June 28, 2010

Gel Manicure Warning

Jane Ubell-Meyer wears a bandage on her thumb, which suffered nerve damage from a fake gel manicure. Imagine being zapped with nerve pain anytime your hand touched anything.

That constant level of pain was an everyday battle Jane Ubell-Meyer had to face for months after a botched gel manicure, reports Elizabeth Leamy for ABC's Good Morning America.

"Anything that touched my thumb caused an electric shock, whether it was air or water. I would get an electric charge that went up my thumb, through my elbow, up to my arm," says Ubell-Meyer, her hand and thumb so thickly wrapped in protective material, that it looks like a cast.

After desperately seeking out the help of a host of doctors that included a orthopedist, dermatologist and chiropractor with no success, it was finally neurologist and Consumer Reports medical adviser Dr. Orly Avitzur who discovered the culprit: a fake gel manicure gone wrong.

In the traditional gel treatment, nails are electrically filed and a coating of gel applied, which is hardened by UV light dryers. In the newer CND Shellac hybrid gel-polish manicure, the electronic filing stage is skipped, though a thin coat of colored gel is still applied to nails and put through a UV light treatment cycle to set the gel.

But even though Ubell-Meyer paid for and thought she had received a gel manicure, she had not.

When the manicurist was filing her nails, the machine slipped and abraded her skin. The manicurist then continued on and dipped the finger in a powder to set it, which Dr. Avitzur says allowed the unknown white powdery chemical to penetrate the skin, migrate, and cause excruciating nerve damage.

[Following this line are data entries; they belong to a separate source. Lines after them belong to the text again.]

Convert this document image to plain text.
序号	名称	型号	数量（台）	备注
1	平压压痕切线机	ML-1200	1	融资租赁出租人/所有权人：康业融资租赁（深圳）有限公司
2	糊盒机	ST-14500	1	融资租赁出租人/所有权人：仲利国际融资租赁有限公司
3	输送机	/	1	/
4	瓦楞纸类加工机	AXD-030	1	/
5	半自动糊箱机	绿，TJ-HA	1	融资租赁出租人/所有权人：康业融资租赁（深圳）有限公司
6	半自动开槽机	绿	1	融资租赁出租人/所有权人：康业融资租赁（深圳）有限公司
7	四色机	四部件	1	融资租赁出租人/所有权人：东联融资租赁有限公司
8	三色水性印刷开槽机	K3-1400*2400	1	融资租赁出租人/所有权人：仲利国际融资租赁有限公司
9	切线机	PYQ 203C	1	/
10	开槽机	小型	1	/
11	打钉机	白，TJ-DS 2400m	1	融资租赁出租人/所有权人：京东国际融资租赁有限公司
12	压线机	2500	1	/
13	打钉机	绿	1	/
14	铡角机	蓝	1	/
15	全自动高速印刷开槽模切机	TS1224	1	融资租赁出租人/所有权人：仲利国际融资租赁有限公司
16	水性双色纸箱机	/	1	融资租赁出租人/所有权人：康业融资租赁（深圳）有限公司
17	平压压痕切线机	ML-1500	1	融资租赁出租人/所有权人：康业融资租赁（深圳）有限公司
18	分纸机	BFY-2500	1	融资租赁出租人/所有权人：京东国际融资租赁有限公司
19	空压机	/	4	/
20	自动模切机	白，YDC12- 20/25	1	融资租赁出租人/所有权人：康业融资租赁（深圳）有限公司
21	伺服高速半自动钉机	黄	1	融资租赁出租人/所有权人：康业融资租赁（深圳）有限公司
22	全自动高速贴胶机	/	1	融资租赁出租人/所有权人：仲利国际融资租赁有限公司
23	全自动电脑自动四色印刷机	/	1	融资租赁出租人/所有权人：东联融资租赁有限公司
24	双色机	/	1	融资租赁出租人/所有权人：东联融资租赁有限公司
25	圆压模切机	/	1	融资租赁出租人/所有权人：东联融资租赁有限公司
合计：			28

With hundreds of thousands of women in the United States receiving safe gel manicures without problems, celebrity nail technician Patricia Yankee says that it's the technician you have to watch out for.

"Nine times out of ten, the unskilled, uneducated technician is the one causing the issue," says Yankee.

So how do you know if you're getting the real thing, or exposing yourself to the risk of a dangerous fake gel mani?

There are several signs to look for.

There should be no mixing of glue or polish -- the technician should only be using a paint-on gel and UV dryer to set the manicure. Your fingers should not be dipped into anything loose that can migrate into skin, and make sure containers that the manicurist is working from are branded and marked.

Strong, sickly smells emitted from containers are another danger sign that products have been mixed into a potentially hazardous blend.

Skin cuts and abrasions and pain felt in the nails or hands during services are all signs that your technician is poorly skilled and could seriously hurt you.

True gel manicures are ultra shiny and clear once completed, while fake versions will look too cloudy to see through to the nail.

And there's another industry where cheaper and dangerous versions of the 'real thing' are lurking: bargain boobs and botox.

2 comments:

SuzieDsouza said...

Consumers interested in gel manicure should be on the lookout for these ten warning signs:

Your salon uses bottles in unmarked containers, The technician cannot tell you what's in the products, The products smell unusually strong, or have a strange odor, Your skin is being abraded or cut, The salon is not clean, The instruments are not sterilized, Licenses for the salon and individual operators are not visibly posted, Your skin or nails hurt, The gels do not soak off easily in solvents designed to remove acrylics, You see swelling, redness or other signs of infection.

Anna said...

I'm a little worried now. I got a gel manicure not really know what it was or having heard the risks. My manicure came out cloudy and my left hand has been hurting like hell ever since. Don't know if it's because of that, but I don't think I'll be getting another gel manicure there. It's a shame because the only other salon nearby is terrible and overpriced. I guess I'll have to stick to the normal kind of manicure from now on.